Introduction
We’ll use the RISC-V Vector instruction extension set as an example. It is a ‘vector length agnostic’ SIMD architecture, where the same instruction sequence can handle vector lengths of 128, 256, 512, or more bits. The Sophgo sg2380 processor is a good example of this class, with applications in video surveillance and image processing - eventually perhaps even autonomous munitions.
Note
The sg2380 has 16 cores capable of handling 128 bit vectors and four cores capable of handling 512 bit vectors.
Ghidra - as of release 11.2 - doesn’t handle RISCV vector extensions at all well. What can we do now to prepare a future version of Ghidra to do a better job? Improving Ghidra will take some time, so we will work with compiler toolchains likely to be used in production sometime in the near future. For now, that’s gcc 15 with -O3 optimization and machine architectures of rv64gcv at a minimum.
We will use a couple of reference binaries as exemplars for Ghidra analysis:
- The Whisper.cpp voice-to-text inference engine. This is a good example of using Machine Learning models for voice recognition and translation. It uses vector math extensively.
- The Data Path Development Kit - DPDK framework for network processing applications like routers and firewalls. This has very little vector math. Optimizing compilers can still find a reason to translate many simple loops into complex vector instruction sequences.
Using this site
The simplest way to use this site is to browse through the examples, looking for the patterns in how the reference compiler translates simple C code into sequences of RISC-V instructions. Most patterns are built with two machine architectures, with and without vector instructions enabled.
More advanced users can use the sqlite3 database of precompiled patterns to help translate vector instruction
sequences back into C code. The Jupyter Lab notebook Advisor.ipynb can take a Ghidra disassembly sample
from your clipboard and compare it to several thousand training set examples. This likely won’t provide
a solid match, but can provide useful context.
The most advanced users will extend the sqlite3 training set database with a complete RISC-V ecosystem when analyzing a particular executable binary
- A
gcc,binutils, andglibccompiler toolchain built from source, iteratively configured to produce code close to that observed in the binary under evaluation. - a qemu user-space emulator configured to implement the target hardware architecture, including things like the actual vector length(s) supported in the binary
- a qemu system emulator configured to implement the target hardware architecture, with any custom kernel modules required by the executable.
Advanced Usage Scenario
There are a lot of arbitrary decisions in a project like this, so we will pick an overall advanced scenario to shape those decisions.
We assume a corporation is evaluating a voice-activated and AI-adaptive router-firewall appliance and
asked its resident Ghidra user to evaluate its executables. Initial inspection suggests the vendor has adopted a
multi-core RISCV-64 processor with vector instructions, a GCC-15 toolchain, and a linux real time OS. Our Ghidra user
believes the product under test has library code somewhat similar to Whisper.cpp for the voice recognition and AI-adaptive
elements and DPDK-like code for the router/firewall functions.
Interim Conclusions
Ghidra users are most likely to encounter RISCV vector instruction sequences in three circumstances:
- Inline expansion of utility functions similar to
memcpyorstrlen. These are common in source code and generally easy for humans and the Advisor to recognize. - Auto-vectorized simple loops that have been ‘strip-mined’ by the compiler for faster execution. These are also common in optimized code. The Advisor can recognize many of these, while their diversity can make it difficult for humans to untangle. Optimized loops over arrays of structures can be especially confusing when the compiler has optimized index, offset, and loop termination calculations.
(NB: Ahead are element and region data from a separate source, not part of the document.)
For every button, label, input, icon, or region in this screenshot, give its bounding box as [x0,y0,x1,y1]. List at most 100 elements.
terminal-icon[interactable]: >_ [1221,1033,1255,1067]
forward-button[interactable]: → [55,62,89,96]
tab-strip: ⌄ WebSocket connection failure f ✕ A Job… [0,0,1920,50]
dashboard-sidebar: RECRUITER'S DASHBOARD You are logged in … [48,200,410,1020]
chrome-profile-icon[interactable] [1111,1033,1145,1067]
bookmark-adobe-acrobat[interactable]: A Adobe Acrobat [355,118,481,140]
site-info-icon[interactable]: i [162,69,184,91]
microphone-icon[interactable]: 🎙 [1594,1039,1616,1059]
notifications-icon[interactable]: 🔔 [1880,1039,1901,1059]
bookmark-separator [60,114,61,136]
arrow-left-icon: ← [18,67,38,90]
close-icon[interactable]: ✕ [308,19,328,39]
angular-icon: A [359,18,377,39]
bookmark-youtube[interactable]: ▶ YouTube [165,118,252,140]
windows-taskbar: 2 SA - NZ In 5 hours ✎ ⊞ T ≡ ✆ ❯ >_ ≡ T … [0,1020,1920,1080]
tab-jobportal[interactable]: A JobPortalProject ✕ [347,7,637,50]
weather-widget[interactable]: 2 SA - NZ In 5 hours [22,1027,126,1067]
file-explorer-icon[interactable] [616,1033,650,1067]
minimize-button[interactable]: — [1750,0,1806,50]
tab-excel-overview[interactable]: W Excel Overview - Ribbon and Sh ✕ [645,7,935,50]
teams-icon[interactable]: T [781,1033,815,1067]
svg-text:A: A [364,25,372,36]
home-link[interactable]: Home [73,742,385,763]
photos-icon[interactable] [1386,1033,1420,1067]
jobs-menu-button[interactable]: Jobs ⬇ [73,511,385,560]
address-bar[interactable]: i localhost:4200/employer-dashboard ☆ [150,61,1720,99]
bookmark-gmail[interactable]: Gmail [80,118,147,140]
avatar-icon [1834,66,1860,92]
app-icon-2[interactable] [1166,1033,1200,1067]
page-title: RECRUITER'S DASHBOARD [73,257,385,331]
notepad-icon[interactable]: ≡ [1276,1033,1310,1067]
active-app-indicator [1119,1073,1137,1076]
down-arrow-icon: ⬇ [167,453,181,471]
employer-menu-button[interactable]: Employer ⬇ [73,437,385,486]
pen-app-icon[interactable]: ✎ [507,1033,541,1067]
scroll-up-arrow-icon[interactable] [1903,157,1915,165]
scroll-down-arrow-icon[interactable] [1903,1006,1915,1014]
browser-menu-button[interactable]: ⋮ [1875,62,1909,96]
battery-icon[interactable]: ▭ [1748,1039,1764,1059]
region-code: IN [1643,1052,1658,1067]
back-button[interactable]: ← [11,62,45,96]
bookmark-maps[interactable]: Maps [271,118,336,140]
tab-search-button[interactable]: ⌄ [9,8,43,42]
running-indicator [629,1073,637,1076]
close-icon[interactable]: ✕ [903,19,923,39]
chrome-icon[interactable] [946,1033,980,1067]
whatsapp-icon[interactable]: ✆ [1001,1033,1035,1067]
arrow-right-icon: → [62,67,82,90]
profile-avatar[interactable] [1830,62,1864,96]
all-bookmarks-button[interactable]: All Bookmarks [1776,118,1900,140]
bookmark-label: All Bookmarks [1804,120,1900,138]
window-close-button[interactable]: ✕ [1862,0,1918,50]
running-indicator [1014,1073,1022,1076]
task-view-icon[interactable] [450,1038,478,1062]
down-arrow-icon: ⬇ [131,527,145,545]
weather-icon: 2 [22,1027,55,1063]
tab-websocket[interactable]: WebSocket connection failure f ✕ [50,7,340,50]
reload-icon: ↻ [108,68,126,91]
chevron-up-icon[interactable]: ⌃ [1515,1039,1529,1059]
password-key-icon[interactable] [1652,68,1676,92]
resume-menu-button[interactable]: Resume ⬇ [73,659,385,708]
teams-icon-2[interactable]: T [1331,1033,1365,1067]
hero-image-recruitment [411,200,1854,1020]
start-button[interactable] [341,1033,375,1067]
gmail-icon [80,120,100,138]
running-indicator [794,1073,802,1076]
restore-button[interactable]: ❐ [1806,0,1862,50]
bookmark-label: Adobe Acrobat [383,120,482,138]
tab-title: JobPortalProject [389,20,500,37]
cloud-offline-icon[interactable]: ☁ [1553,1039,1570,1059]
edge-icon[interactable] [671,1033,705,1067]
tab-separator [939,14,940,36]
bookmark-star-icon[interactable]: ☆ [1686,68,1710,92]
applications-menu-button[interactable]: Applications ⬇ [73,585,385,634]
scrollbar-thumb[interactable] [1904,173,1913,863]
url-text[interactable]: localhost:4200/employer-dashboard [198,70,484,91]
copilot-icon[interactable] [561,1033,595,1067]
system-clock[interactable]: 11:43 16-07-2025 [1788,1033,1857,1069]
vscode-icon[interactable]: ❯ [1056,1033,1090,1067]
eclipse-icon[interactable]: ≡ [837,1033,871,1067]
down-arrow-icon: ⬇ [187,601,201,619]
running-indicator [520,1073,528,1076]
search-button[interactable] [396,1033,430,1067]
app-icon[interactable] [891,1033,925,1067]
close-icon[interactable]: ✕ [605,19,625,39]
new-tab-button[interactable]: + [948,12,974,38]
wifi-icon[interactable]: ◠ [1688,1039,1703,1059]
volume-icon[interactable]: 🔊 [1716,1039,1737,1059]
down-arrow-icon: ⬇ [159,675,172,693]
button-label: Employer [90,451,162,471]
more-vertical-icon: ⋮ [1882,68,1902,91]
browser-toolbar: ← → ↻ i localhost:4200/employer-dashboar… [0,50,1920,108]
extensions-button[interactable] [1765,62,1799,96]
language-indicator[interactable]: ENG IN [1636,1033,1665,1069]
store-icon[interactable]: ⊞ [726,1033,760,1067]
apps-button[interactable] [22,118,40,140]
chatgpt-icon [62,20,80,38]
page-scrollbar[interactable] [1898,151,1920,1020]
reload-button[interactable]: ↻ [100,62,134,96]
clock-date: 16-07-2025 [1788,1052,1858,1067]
- Optimization of scalar code, where the compiler has replaced simple scalar instructions initializing a data structure with fewer vector instructions. The most common example is initializing two consecutive 64 bit elements to zero. Also common are vector sequences initializing two adjacent integers to (0,1) or (false, true). These vector sequences are fairly easy for both humans and Advisor to recognize - but it can be far more difficult to figure out just what fields or objects have been initialized.
The biggest surprise of this study was the prevalence of that third case - how often optimizing compilers could obfuscate initialization
code that was likely far from the critical data path. Using Ghidra to completely analyze the main routine of a Whisper.cpp application requires
first analysis of optimized libstdc++ string, vector, map, and iostream inlined code. That analysis will hopefully identify the type and layout
of objects allocated on the stack and heap. After that Advisor can associate initialization vector instructions with those objects.
At that point the Ghidra user can look at such objects to decide if they are relevant to their specific analysis task.